Allemagne : Non, personne n’a été envoyé en prison pour avoir « offensé » un auteur de viol
Auteur : Nicolas Kirilowits, journaliste
Relecteur : Clara-Robert Motta, journaliste
Liens d’intérêts ou fonctions politiques déclarés des intervenants à l’article : aucun
Secrétariat de rédaction : Maylis Ygrand, étudiante à l’École Publique de Journalisme de Tours
Source : Compte Facebook, 26 juin 2024
Selon un post publié sur Facebook, “Une Allemande qui a critiqué un gang de migrants ayant violé une ado de 14 ans est envoyée en prison pour avoir « offensé » les migrants”. Une affirmation qui interpelle à sa lecture, mais qui est aussi imprécise. Parler de “gang de migrants” et de “prison” est ici faux, selon les informations recueillies par Les Surligneurs.

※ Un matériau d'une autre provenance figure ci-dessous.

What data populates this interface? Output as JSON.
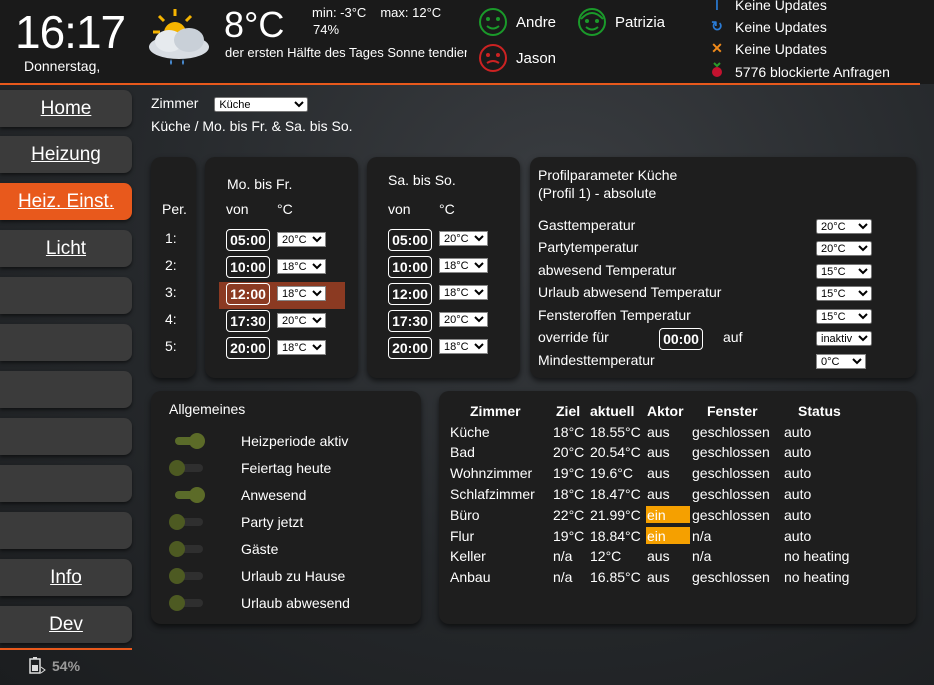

L’affaire avait secoué d’horreur l’Allemagne en septembre 2020 : une mineure, en état d’ébriété et égarée dans un parc de Hambourg, fut, en l’espace de quelques heures, la victime de plusieurs abus sexuels. Au-delà du dégoût légitime qui prévaut à la brève lecture de tels faits, le supposé profil des condamnés — des migrants — a servi de prétexte à tous les raccourcis et amalgames possibles sur les réseaux sociaux.
Et il a suffi ici d’une actualité pour relancer la machine endormie depuis des mois et le prononcé du jugement des accusés en novembre dernier. Dans le cas présent, c’est la condamnation, il y a quelques jours, d’une personne auteure d’insultes, via une messagerie privée, à l’encontre de l’un des auteurs des faits qui a servi de motif à la réitération d’assimilations insidieuses.
Un gang de migrants imaginaire
Ainsi, à ce sujet, l’auteur du post évoque “un gang de migrants”. Première erreur manifeste si l’on se réfère au communiqué de presse publié le 28 novembre dernier par le tribunal régional de Hambourg après le prononcé du jugement.
Le communiqué développe les événements, survenus le 19 septembre 2020, selon plusieurs séquences. Il y est ainsi mentionné “quatre temps” distincts et différents “groupes”, sans que de liens entre eux ne soient indiqués. Il est donc impossible, sans atténuer un seul instant la répugnance de l’affaire, d’affirmer que les neuf personnes reconnues coupables formaient “un gang de migrants”.
Par ailleurs, au-delà de cette idée sous-jacente d’un groupe organisé, l’utilisation du mot “migrant” est ici trompeuse. Selon plusieurs articles de presse, consultables ici et là, et des informations récoltées par Les Surligneurs auprès de l’agence de presse allemande dpa (d’autre part auteure d’un article de fact-checking sur un autre volet de l’affaire), quatre des condamnés avaient la nationalité allemande.
Pas de prison
Aussi, l’auteure des insultes à l’encontre de l’un des condamnés a-t-elle été “envoyée en prison” comme l’indique l’auteur de la publication ? Non, selon le service presse du tribunal régional de Hambourg interrogé par Les Surligneurs qui évoque une condamnation à un « Freizeitarrest ».
Cette condamnation ne trouve pas d’équivalent en français, mais correspond à un« week-end dans un centre de détention pour des raisons éducatives ». Lorsque l’auteur des faits est adolescent ou jeune adulte, le juge peut décider de prononcer cette sanction, plus éducative. Âgée de 20 ans, l’auteure des insultes est considérée par la Justice allemande comme une jeune adulte (18-21 ans) et a donc été jugé par la justice des mineurs.
Le service presse du tribunal régional de Hambourg a également précisé que l’accusée avait déjà commis auparavant un vol, ce qui justifierait cette condamnation.
Un point qui contredit de fait l’idée portée par la publication selon laquelle “Elle (est) condamnée à une peine de prison plus longue que la plupart des hommes qui ont commis le viol”.
Pour rappel, le tribunal régional de Hambourg n’avait condamné, en novembre dernier, après 68 jours de procès, qu’un seul des accusés à de la prison ferme, les autres bénéficiant de peines avec sursis. “Selon le droit pénal des mineurs, la durée des peines pour mineurs s’oriente sur les besoins éducatifs des différents accusés”, précisait alors la juridiction dans son communiqué de presse.